Researchers build autonomous AI worm that can reason and adapt
University of Toronto researchers created a proof-of-concept AI worm that dynamically identifies vulnerabilities and adapts its attack strategies. Here's what it means for enterprises.
University of Toronto researchers said they used open source technology to create an agentic AI worm that reasons and adapts -- identifying each targeted device's unique vulnerabilities and creating tailored attack strategies on the fly.
Traditional worms are one-trick ponies that self-replicate and spread across machines by exploiting a single, fixed security flaw or set of flaws. WannaCry, for example, took advantage of the EternalBlue vulnerability in outdated versions of Windows' Server Message Block protocol. In that case, the flaw's ubiquity led to cataclysmic results -- with WannaCry compromising around 10% of all internet-connected systems in the U.S. in less than a day -- but organizations could readily defend themselves with patches.
In contrast, in a recently published draft of their findings, the Toronto researchers said they built a proof-of-concept (POC) AI worm that dynamically and autonomously identifies and exploits known security vulnerabilities by querying open-source large language models (LLMs). It is also self-sustaining, stealing compute resources from compromised machines to host the LLMs -- making the marginal cost per new infection zero for an attacker and considerable for victims.
The paper described the worm's behavior in a simulated corporate environment with Linux, Windows and IoT devices, where it exploited common network vulnerabilities to rapidly spread. According to researchers, within seven days of fully autonomous operation, the worm had successfully exploited 73.8% of the isolated test network.
How worried should CISOs be?
"We can comfortably presume that if someone acting as a defender in the infosec community has come up with this idea, then someone in the attacker world has also set such tooling in motion," said Mike Wilkes, CISO at cybersecurity vendor Aikido Security. But while CISOs should take the news seriously, he added, they don't need to panic.

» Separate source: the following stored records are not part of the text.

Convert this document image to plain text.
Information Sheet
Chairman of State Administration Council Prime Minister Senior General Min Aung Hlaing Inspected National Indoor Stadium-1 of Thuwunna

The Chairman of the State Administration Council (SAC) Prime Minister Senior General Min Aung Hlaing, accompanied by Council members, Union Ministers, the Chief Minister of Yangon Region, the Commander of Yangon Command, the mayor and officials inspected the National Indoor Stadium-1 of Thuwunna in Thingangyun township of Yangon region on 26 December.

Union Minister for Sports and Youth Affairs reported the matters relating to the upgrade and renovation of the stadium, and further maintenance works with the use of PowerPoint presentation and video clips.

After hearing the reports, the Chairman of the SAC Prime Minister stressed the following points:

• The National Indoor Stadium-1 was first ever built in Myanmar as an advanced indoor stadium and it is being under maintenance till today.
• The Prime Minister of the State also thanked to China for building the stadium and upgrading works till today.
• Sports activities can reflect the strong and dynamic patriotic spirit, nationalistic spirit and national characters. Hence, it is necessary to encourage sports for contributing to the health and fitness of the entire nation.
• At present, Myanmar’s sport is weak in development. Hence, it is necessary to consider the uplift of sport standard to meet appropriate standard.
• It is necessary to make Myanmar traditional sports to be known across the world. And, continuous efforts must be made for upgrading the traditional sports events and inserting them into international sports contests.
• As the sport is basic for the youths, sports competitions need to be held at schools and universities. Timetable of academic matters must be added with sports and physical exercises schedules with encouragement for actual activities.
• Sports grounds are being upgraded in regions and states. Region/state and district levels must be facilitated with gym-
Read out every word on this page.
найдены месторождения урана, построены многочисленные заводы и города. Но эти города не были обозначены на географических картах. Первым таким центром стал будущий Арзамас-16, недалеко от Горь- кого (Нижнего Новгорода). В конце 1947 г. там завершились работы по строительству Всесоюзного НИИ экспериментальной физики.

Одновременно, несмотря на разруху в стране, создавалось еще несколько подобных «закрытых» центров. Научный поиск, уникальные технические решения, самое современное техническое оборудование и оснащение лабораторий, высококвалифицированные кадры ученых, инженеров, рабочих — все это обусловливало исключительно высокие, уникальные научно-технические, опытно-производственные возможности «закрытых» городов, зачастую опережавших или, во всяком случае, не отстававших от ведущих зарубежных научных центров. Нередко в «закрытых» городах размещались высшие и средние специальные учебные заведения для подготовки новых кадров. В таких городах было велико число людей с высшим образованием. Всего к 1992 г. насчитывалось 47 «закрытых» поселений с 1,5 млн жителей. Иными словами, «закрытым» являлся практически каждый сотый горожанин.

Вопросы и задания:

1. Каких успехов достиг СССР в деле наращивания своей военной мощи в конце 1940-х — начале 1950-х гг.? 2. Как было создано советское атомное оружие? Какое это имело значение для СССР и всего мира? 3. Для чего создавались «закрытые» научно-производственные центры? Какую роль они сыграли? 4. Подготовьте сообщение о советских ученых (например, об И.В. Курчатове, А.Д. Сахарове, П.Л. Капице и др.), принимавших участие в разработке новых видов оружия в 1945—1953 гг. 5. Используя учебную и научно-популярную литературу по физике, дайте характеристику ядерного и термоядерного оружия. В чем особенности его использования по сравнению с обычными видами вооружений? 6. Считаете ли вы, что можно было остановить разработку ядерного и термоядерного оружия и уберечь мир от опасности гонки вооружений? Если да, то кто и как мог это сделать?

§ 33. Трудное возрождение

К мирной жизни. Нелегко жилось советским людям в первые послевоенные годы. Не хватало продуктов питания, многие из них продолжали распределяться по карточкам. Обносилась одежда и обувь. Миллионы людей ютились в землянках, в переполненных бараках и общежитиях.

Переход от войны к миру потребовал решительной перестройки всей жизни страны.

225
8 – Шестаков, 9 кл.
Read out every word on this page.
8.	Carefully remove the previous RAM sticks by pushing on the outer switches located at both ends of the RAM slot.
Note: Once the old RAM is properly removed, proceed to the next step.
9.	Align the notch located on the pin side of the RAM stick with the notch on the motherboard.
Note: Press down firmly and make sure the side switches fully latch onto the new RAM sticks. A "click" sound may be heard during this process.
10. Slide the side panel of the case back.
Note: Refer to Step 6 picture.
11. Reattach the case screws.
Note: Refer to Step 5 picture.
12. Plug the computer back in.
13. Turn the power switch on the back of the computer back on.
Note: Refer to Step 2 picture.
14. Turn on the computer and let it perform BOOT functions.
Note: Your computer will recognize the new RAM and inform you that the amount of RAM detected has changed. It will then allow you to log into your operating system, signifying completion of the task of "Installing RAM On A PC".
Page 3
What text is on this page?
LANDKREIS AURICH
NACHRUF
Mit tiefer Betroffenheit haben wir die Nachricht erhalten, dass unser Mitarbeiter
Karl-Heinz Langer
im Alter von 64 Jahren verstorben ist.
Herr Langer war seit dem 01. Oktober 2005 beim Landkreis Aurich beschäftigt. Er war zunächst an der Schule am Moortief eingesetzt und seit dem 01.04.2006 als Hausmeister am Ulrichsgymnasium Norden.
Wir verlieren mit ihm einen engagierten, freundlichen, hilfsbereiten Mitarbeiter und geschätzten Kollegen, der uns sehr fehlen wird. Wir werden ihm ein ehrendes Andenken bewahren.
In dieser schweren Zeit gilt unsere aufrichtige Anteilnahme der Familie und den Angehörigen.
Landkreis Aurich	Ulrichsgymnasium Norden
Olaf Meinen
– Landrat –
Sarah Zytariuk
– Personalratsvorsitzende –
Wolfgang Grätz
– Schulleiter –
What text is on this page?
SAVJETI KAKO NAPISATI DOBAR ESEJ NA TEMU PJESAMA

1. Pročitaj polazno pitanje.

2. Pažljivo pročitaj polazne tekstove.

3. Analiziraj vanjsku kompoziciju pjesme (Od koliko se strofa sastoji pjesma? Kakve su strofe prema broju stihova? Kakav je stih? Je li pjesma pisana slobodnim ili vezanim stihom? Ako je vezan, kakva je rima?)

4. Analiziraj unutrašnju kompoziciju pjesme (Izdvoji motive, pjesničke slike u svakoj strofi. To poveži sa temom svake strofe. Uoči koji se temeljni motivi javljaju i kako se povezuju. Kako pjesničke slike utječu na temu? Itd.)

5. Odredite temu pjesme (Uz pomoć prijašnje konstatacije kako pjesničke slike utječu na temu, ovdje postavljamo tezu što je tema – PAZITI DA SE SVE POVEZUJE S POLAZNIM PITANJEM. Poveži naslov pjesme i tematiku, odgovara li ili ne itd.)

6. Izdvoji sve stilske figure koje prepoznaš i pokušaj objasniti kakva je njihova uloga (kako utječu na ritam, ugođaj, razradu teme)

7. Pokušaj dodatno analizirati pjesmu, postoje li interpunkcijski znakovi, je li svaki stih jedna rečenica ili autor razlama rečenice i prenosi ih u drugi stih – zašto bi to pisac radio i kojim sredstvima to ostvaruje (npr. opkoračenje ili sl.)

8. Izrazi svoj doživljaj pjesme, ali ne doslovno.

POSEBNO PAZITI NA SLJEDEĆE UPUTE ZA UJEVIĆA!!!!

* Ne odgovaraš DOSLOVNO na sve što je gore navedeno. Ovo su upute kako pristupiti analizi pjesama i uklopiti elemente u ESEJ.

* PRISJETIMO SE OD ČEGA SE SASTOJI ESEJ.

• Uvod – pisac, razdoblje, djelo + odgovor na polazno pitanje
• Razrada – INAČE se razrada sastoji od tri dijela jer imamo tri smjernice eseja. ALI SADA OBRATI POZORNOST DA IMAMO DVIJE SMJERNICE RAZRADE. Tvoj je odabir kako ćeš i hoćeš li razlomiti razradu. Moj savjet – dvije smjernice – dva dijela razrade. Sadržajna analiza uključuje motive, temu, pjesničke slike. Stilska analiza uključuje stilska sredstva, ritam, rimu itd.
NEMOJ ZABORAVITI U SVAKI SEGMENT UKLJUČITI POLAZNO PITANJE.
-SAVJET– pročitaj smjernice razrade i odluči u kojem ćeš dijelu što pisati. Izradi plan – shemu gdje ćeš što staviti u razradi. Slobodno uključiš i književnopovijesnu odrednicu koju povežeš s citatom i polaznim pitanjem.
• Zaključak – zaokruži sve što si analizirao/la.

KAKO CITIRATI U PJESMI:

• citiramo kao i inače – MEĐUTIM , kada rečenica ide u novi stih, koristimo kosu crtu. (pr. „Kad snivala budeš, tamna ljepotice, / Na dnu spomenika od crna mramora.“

We can comfortably presume that if someone acting as a defender in the infosec community has come up with this idea, then someone in the attacker world has also set such tooling in motion.
Mike Wilkes CISO, Aikido Security
Trevor Horwitz, CISO at cybersecurity vendor TrustNet, agreed, adding that AI worms are not a new category of risk. Rather, they represent an evolution of challenges CISOs already know and understand, such as automated malware, lateral movement, weak segmentation and poor identity controls.
There is also a vast difference between a secure lab environment and a real-world corporate network, Horwitz added, making it far from certain that we will see a similar AI worm in the wild soon.
"Real enterprise networks are messy," he said. "They have inconsistent configurations, legacy systems, security tooling, partial visibility and a lot of operational friction. That makes real-world propagation harder than a lab demo."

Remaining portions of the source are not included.